Prescription medications

In addition to home care measures, a doctor may prescribe certain medications, depending on your medical condition.

For example, a doctor may prescribe medications to improve nerve transmission in people with fibromyalgia and diabetic neuropathy. These medications include gabapentin (Neurontin) and pregabalin (Lyrica).

Doctors may also prescribe corticosteroids or antidepressants, which can help reduce nerve pain in those with fibromyalgia.

Surgical relief

If knee numbness is the result of an injury or compression on the spinal nerves due to a herniated disk, a doctor may recommend surgery. A surgeon can remove damaged disk material or a portion of bone that’s pressing on the nerves.

To prevent knee numbness and related symptoms:

  • Avoid crossing your legs for long periods of time. Instead, keep your feet flat on the floor, or elevate them on a chair or bench.
  • Avoid wearing tight clothing, like tights, certain pants, and leggings. You should also avoid wearing too-tight compression stockings, or those that give your feet the pins-and-needles feeling.

If you wear a knee brace and often find it causes knee numbness, talk to your doctor. There could be another way for you to wear or adjust it.

Many people find maintaining a healthy weight cuts back on knee numbness.

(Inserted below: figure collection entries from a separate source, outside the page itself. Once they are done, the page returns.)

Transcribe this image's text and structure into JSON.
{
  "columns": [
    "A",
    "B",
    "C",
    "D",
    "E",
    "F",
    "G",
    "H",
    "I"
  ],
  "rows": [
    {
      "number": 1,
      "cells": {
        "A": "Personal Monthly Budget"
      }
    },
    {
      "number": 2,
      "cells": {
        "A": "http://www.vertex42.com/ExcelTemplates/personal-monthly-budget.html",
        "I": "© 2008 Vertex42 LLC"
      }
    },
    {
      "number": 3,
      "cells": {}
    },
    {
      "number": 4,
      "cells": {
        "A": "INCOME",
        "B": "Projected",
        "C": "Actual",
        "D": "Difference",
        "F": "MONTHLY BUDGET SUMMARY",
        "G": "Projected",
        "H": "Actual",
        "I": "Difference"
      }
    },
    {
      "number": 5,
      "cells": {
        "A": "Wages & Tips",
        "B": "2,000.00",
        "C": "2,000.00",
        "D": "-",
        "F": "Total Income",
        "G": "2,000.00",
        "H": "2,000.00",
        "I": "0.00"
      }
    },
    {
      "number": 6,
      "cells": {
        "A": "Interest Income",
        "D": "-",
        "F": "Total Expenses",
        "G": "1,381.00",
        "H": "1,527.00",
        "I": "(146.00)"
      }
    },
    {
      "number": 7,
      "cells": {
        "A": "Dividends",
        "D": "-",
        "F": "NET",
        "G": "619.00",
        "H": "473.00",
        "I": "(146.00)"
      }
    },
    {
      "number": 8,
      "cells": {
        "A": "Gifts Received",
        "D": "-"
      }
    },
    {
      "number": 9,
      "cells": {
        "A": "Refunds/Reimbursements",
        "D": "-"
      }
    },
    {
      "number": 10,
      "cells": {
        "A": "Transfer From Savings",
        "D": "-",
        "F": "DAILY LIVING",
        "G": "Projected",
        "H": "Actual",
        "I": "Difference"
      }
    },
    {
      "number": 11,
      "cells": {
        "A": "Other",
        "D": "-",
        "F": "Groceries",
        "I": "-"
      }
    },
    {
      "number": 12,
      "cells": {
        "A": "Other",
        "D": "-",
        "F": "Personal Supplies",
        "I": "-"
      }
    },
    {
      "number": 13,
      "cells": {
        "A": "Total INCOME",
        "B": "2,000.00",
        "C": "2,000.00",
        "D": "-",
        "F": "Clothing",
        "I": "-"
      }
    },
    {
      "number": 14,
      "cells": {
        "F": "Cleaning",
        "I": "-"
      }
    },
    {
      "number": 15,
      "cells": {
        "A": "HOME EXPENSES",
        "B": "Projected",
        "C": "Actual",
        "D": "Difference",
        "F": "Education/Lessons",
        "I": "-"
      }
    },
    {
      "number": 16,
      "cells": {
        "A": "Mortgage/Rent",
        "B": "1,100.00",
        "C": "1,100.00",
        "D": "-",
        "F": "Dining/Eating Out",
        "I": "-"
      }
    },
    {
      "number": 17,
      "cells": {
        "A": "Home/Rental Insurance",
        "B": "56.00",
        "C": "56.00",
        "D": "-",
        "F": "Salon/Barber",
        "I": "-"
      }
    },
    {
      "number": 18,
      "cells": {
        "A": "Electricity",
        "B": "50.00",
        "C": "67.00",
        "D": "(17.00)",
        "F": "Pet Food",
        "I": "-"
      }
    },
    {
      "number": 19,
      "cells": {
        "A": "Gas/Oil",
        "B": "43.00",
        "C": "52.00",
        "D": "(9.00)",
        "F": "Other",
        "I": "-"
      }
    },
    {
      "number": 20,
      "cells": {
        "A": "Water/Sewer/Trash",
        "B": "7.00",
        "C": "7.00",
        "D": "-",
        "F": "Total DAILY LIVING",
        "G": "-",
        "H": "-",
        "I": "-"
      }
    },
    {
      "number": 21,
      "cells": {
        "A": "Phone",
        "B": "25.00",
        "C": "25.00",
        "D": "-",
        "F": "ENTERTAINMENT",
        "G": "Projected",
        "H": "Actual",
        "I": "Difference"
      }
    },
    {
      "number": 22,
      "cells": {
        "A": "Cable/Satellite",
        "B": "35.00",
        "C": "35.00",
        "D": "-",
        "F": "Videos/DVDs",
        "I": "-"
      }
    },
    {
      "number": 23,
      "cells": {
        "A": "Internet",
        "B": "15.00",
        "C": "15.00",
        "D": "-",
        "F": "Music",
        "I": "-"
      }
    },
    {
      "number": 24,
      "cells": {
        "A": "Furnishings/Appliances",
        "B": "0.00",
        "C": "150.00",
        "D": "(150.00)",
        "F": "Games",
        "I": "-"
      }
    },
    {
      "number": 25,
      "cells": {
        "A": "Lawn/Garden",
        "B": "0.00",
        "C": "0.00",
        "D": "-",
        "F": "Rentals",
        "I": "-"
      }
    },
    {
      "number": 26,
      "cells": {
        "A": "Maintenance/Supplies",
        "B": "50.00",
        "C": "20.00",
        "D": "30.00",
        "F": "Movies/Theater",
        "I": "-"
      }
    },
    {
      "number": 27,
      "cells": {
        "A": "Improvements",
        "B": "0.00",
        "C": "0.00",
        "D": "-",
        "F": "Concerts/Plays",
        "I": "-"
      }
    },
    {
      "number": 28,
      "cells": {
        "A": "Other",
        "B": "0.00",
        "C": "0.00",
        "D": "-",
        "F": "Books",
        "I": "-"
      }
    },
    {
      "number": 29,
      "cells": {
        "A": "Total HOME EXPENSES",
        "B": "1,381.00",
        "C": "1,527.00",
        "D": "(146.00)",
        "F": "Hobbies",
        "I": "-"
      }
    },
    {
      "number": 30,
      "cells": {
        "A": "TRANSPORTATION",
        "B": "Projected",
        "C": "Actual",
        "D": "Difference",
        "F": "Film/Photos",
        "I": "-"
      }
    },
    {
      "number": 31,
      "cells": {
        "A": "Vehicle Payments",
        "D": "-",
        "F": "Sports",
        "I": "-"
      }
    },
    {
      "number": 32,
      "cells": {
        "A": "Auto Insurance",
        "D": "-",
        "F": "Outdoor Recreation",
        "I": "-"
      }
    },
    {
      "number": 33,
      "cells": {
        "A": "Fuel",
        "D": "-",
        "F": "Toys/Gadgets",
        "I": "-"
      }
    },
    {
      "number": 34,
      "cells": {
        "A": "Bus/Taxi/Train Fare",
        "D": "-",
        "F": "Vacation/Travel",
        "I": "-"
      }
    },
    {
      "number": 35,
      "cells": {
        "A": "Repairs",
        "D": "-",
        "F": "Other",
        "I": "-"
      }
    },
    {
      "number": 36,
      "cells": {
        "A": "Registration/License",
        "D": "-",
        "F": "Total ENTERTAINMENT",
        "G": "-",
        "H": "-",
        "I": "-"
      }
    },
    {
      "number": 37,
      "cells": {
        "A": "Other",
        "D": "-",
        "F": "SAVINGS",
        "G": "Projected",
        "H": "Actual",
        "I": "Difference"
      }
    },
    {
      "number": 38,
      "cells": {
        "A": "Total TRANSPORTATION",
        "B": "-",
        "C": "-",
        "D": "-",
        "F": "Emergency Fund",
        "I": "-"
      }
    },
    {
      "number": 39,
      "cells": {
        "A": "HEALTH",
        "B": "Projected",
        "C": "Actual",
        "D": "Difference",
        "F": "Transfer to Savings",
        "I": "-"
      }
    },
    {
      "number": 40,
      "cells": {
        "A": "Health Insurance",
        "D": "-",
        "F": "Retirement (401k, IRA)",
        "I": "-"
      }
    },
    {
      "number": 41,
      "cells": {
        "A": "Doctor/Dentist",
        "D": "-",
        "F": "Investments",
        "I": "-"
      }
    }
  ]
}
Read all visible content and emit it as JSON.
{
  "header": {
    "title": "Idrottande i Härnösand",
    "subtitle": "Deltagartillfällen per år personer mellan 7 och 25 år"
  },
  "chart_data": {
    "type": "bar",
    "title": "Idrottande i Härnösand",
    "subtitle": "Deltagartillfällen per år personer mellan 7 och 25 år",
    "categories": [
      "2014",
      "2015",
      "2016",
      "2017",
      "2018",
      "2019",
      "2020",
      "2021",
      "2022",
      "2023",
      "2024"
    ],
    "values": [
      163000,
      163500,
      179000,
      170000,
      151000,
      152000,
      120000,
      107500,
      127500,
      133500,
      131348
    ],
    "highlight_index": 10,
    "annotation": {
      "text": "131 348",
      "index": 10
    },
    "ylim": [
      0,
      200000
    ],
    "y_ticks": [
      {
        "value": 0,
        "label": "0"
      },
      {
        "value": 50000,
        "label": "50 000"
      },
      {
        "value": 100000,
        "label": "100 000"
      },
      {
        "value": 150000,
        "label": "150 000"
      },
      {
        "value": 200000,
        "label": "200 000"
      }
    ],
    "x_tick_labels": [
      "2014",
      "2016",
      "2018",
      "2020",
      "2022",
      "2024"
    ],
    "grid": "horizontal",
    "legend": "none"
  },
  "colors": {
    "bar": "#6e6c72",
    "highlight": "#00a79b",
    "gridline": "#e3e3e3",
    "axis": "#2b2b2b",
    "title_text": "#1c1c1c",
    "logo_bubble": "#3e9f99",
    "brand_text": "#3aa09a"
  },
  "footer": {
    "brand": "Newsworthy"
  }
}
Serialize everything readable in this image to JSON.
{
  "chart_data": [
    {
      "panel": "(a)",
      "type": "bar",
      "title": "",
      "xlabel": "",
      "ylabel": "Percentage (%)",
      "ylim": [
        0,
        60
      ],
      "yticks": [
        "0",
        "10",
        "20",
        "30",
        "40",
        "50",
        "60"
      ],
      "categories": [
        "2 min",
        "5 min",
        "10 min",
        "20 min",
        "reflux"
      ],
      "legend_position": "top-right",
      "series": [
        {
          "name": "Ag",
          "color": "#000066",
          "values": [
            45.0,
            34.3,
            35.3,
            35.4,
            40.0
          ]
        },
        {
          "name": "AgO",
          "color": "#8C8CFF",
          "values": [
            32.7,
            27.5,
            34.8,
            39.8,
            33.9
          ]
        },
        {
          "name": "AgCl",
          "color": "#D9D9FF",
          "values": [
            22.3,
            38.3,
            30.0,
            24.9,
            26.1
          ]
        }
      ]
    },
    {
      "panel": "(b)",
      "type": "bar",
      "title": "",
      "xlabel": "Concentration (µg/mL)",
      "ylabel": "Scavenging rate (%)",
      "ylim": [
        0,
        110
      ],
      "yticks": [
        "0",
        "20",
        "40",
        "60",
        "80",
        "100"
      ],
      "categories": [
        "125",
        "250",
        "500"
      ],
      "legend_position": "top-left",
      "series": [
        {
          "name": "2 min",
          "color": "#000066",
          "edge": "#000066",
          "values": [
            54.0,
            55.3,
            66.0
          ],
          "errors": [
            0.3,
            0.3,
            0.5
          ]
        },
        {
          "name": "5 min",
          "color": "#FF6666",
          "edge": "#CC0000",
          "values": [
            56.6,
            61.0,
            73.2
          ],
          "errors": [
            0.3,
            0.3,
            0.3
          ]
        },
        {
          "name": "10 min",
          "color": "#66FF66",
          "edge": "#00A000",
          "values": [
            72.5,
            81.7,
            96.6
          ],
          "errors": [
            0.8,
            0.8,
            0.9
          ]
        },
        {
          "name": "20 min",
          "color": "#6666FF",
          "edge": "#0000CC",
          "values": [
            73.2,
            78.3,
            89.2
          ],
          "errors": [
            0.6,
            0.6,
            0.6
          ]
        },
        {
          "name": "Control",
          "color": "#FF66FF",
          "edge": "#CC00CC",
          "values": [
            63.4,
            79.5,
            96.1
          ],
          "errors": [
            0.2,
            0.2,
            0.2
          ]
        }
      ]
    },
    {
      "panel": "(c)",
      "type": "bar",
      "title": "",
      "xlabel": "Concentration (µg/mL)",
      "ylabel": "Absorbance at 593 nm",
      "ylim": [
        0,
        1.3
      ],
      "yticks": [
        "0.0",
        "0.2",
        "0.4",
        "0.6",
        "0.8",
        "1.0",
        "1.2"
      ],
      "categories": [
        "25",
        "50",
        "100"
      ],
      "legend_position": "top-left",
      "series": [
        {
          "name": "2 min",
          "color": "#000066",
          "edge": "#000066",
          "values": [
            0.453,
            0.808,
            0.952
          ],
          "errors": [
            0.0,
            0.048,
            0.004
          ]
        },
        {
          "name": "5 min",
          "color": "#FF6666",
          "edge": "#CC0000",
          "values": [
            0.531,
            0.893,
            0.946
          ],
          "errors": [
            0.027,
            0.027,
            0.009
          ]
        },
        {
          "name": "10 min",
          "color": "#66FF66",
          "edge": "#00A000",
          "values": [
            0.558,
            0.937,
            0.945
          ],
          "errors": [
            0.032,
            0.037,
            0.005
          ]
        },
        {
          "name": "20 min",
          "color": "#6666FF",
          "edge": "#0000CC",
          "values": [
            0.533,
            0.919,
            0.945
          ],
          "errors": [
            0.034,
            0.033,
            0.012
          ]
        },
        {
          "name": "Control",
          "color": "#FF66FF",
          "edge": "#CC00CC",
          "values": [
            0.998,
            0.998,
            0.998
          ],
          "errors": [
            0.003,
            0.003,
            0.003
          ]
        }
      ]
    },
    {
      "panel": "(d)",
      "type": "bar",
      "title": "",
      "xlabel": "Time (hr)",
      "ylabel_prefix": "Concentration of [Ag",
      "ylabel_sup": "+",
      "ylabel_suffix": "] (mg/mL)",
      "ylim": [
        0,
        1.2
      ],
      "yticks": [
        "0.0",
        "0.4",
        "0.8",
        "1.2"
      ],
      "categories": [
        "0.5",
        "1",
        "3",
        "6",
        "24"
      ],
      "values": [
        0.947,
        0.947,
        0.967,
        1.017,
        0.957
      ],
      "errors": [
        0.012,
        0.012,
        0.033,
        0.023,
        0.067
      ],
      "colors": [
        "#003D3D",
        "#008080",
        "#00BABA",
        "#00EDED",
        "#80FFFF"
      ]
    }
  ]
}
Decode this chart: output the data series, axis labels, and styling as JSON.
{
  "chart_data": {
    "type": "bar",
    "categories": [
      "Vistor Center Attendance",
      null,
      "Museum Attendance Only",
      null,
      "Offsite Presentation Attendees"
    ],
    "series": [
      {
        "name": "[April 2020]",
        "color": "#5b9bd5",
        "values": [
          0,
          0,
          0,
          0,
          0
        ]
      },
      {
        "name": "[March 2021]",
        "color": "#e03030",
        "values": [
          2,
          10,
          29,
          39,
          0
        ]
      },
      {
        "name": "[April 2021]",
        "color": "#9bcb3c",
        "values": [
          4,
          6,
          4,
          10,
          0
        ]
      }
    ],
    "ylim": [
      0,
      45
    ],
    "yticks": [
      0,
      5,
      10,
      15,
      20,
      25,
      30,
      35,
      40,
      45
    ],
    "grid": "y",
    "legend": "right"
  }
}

The knees have to bear a lot of weight, which can lead to inflammation.

If you have difficulty with knee pain and numbness, try exercising in a pool. The water takes pressure off the joints, but it still allows you to burn calories.

If you have diabetes, maintaining control over your blood sugar can help reduce nerve damage risks. Your doctor may want to adjust your medications if your blood sugar is consistently too high.

Numbness in the knee is rarely a medical emergency, but there are a few exceptions.

Compressed nerves in the spine

The first is a condition called cauda equina syndrome. This condition occurs when something compresses the nerve roots in the back so much that a person has extreme numbness and tingling in their legs. They may also experience bowel and bladder incontinence.

Usually, a severe herniated disk causes cauda equina syndrome. It can be a medical emergency because a surgeon needs to take pressure off the nerves before they’re permanently damaged.


Another medical emergency that can cause numbness in the knee is a stroke.

Although a rare symptom of a stroke, it’s possible a person can experience numbness in their knees and legs. Other symptoms may include facial drooping, confusion, severe headache, difficulty moving one side of the body, and dizziness.

A stroke, or a “brain attack,” occurs when the brain doesn’t get enough blood flow. If you or someone around you is having a stroke, call 911 immediately.

Recent injury

As mentioned above, knee numbness can be the result of an injury. If you’ve recently been injured and experience loss of feeling, tingling, or pain in your knee, consult a medical professional right away.

If you have knee numbness, the cause could be as simple as compressing the nerve with your clothing or by crossing your legs. However, it can also be caused by a medical condition or injury.

Talk to your doctor if you have knee numbness that affects your mobility and interferes with your daily activities. Usually, the earlier a doctor treats a condition, the better your results.